If, in reading this, you have arrived at the question, “So what?,” I get it. What use is it to catalog for you the gory details of my “Mohs” surgery? Well, selfishly, it’s somehow useful to that hypochondriacal 8-year-old girl whom I described in “Before,” my previous column, who, some 70 years ago, was convinced she had leprosy and remained terrified of diseases and doctors ever since.

Until, maybe, now, she’s not quite so terrified (except, I think it’s excessively ironic that she’ll have to visit the doctor now every few months).

Also, perhaps it’s useful to someone who, reading this, might just get that “thing” on their chin, or back, or leg that’s been there for years, checked out, just in case it’s better that it not remain there.

Though it may prove to be “something,” it’s likely not melanoma.
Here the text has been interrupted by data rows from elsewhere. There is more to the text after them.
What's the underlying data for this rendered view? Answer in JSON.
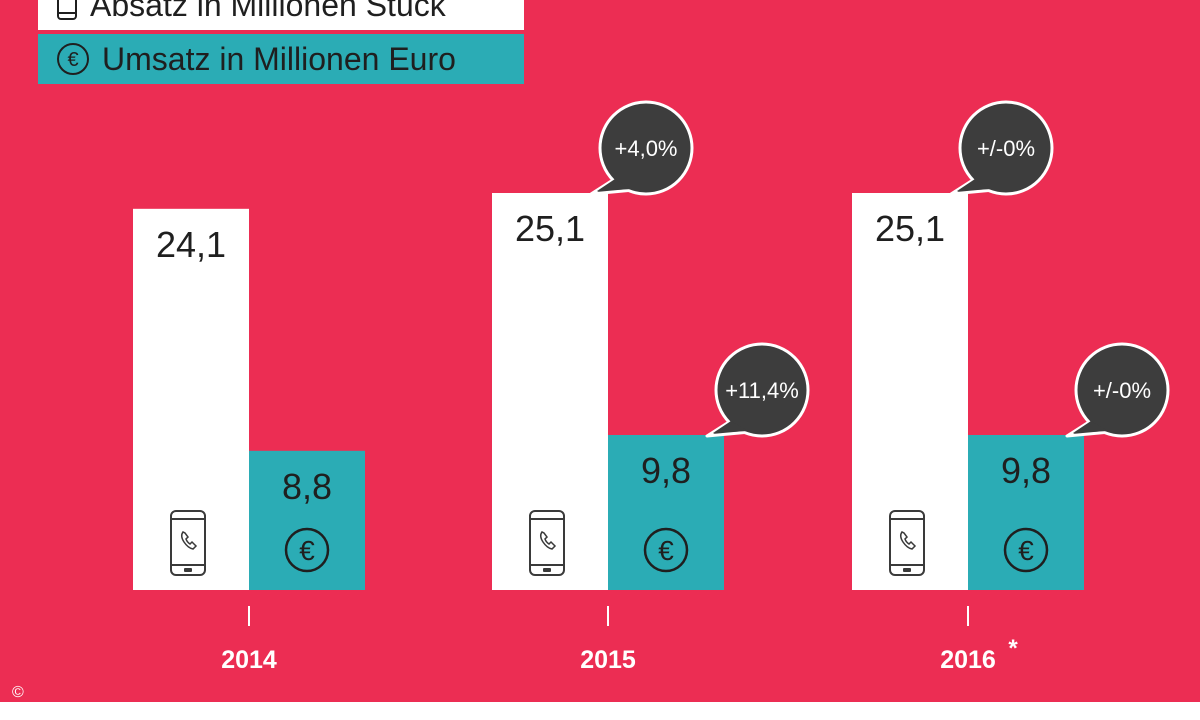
{
  "legend": [
    {
      "label": "Absatz in Millionen Stück",
      "icon": "phone-icon",
      "color": "#FFFFFF"
    },
    {
      "label": "Umsatz in Millionen Euro",
      "icon": "euro-icon",
      "color": "#2BACB5"
    }
  ],
  "background": "#EC2D53",
  "bubble_color": "#3D3D3D",
  "chart_data": {
    "type": "bar",
    "categories": [
      "2014",
      "2015",
      "2016"
    ],
    "category_footnotes": [
      "",
      "",
      "*"
    ],
    "series": [
      {
        "name": "Absatz in Millionen Stück",
        "values": [
          24.1,
          25.1,
          25.1
        ],
        "value_labels": [
          "24,1",
          "25,1",
          "25,1"
        ],
        "change_labels": [
          "",
          "+4,0%",
          "+/-0%"
        ],
        "icon": "phone-icon"
      },
      {
        "name": "Umsatz in Millionen Euro",
        "values": [
          8.8,
          9.8,
          9.8
        ],
        "value_labels": [
          "8,8",
          "9,8",
          "9,8"
        ],
        "change_labels": [
          "",
          "+11,4%",
          "+/-0%"
        ],
        "icon": "euro-icon"
      }
    ],
    "ylim": [
      0,
      25.1
    ],
    "grid": false,
    "legend_position": "top-left"
  },
  "copyright_symbol": "©"
}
Here are some useful basic facts from the American Cancer Society, 2025:

“Having lighter skin color is a major risk factor for melanoma. Overall, the lifetime risk of getting melanoma is about 3% (1 in 33) for White people, 0.1% (1 in 1,000) for Black people, and 0.5% (1 in 200) for Hispanic people.

“The risk of melanoma increases as people age. The average age of people when it diagnosed is 66. But melanoma is not uncommon even among those younger than 30. In fact, it’s one of the most common cancers in young adults, especially young women … changes in the rates of new melanomas vary by age and sex. In people younger than 50, the rates have been stable among women and have declined by about 1% a year in men since the early 2000s. In people ages 50 and older, rates increased in women by about 3% per year but have stayed stable among men … melanoma death rates declined rapidly from 2013 to 2022, largely because of advances in treatment.”

In case those facts were too useful, let’s return to Jenifer’s Surgery Story. Update: My private nurse-cum-daughter changed my dressing on Saturday, and I saw my stitches for the first time. Impressive, but not as much as I thought they’d be.  They’ll be coming out when the Reporter does, this Thursday, and what’s left, I assume, will begin healing into scars.

I’ve seen some of my favorite actresses play characters with scarred faces — Bette Davis, Joan Crawford, Gloria Grahame, etc.— but this is my life, not a movie, and this is my face. I wonder who I’ll be now?

I told my witty wizard of a young doctor and his wonderful team that I’d mention them in this column. Hope they read it to the end. There will be a test.